Fantastic song by Macklemore and Ryan Lewis. He wears your granddad's clothes and looks incredible!

"Same Love" - A Song for Marriage Equality

 

Music for Marriage Equality is working with Washington musicians to approve R-74, a referendum that will put same-sex marriage to the popular vote on Washington's state ballot in November.

Macklemore & Ryan Lewis recorded this lovely song, which includes vocals by Mary Lambert, to benefit Music for Marriage Equality. The cover art (above) for the single is a photograph of Macklemore’s uncles, who served as inspiration for the song and were a model of a committed and loving relationship while he was growing up.

Here's Macklemore on the process of writing the song:

 This song, which I wrote in April, is a response to what I have observed and experienced, and is also an act of personal accountability. It was not easy to write, and I struggled with how I, as a straight male, could genuinely speak upon this issue.

Initially, I tried writing from the perspective of a gay, bullied kid, but after getting some feedback, I felt it wasn’t my story to tell.

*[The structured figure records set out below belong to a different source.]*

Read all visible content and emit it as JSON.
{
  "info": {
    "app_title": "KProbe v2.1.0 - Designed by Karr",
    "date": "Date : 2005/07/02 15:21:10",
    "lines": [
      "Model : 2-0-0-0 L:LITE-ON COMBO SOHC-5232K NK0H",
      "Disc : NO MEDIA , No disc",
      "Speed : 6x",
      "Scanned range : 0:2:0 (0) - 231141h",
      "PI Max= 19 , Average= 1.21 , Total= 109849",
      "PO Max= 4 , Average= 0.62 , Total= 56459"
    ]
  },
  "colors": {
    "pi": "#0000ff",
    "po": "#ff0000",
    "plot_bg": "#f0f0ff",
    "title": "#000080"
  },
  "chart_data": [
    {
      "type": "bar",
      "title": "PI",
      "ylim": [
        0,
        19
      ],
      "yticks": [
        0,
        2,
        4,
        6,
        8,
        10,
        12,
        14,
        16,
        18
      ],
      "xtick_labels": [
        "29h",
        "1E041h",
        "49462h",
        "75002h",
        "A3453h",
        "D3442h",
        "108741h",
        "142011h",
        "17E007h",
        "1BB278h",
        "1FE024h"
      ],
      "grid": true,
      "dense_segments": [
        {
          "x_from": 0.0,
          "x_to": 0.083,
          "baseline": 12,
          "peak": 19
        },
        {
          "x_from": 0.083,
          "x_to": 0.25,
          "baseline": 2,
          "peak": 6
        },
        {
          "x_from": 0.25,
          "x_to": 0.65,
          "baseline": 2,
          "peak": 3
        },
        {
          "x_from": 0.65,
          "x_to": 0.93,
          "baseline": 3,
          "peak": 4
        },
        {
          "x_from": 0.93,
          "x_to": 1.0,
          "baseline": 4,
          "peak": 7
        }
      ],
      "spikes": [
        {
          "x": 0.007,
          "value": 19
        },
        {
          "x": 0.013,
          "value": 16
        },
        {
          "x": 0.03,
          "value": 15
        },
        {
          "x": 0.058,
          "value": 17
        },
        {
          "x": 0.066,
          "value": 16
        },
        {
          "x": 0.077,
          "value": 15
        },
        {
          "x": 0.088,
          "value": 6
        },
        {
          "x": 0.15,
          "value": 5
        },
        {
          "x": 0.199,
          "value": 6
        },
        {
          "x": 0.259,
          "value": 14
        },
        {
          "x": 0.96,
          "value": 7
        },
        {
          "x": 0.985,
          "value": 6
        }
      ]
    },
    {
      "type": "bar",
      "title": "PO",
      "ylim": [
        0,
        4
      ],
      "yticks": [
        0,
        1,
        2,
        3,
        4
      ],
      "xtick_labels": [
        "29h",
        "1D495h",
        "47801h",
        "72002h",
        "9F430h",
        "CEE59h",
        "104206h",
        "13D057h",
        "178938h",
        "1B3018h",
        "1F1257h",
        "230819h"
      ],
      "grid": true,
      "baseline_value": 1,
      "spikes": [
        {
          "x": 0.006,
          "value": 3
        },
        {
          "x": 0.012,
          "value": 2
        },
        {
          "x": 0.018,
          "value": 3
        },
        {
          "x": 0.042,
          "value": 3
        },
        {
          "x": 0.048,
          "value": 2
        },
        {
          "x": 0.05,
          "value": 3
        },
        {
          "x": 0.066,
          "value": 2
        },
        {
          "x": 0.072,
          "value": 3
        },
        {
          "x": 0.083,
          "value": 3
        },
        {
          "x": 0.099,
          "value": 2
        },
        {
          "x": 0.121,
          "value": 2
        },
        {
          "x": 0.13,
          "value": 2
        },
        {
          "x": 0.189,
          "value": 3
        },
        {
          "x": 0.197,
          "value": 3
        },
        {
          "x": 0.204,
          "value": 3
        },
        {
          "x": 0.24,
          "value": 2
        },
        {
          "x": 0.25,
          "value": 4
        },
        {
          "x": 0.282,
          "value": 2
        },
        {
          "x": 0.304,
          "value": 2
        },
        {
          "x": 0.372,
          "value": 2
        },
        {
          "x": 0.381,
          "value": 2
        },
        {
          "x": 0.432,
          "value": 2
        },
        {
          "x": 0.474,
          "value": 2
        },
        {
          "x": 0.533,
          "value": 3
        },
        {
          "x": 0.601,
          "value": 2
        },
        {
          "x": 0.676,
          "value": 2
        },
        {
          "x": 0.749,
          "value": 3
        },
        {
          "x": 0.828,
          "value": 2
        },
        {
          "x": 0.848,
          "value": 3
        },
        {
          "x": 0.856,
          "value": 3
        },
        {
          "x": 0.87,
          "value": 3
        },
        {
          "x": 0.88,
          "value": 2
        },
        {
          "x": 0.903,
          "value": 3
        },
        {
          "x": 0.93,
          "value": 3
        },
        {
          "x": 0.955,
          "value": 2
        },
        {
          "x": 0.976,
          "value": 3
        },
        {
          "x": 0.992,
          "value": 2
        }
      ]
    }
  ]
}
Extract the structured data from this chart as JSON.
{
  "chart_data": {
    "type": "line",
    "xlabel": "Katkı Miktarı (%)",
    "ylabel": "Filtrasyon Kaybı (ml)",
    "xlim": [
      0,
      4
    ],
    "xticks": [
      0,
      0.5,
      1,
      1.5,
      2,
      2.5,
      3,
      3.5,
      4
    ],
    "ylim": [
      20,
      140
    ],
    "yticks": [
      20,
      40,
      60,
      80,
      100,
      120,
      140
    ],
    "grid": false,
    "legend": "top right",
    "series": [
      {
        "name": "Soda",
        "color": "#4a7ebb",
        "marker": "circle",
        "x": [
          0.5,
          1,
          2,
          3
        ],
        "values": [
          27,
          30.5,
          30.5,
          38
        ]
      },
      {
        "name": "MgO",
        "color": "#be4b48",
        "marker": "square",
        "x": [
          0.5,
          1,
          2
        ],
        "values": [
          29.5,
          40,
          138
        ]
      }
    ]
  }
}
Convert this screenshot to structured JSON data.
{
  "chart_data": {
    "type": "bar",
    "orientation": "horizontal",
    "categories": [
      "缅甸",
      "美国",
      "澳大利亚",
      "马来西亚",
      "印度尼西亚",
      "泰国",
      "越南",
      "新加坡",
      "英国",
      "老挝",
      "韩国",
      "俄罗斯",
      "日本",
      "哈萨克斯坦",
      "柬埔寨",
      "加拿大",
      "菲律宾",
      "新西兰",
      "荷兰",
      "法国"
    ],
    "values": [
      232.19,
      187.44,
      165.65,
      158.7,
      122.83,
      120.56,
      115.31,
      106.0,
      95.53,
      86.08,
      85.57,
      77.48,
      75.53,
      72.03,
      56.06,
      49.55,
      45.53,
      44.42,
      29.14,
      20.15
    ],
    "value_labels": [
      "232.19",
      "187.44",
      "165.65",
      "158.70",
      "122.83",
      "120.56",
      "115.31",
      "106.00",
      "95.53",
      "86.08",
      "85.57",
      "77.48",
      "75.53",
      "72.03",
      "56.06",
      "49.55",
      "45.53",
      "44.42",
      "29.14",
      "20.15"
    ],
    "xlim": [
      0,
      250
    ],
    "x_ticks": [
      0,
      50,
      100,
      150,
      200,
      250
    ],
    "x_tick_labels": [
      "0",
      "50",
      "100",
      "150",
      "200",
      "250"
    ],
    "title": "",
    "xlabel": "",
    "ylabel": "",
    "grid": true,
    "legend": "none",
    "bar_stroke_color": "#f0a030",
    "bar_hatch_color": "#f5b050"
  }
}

What I do know, and where I wrote from, is my own perspective growing up in a culture where “that’s gay” was commonplace, with a huge stigma on those who identified and were perceived as gay.

Growing up in the Catholic Church, I saw first-hand how easily religion became a platform for hate and prejudice. Those who “believed” were excused from their own judgments, bypassing the stark issue of basic civil rights.

But, more influential to me as a kid than the church was hip hop, my cultural foundation that influenced my worldview.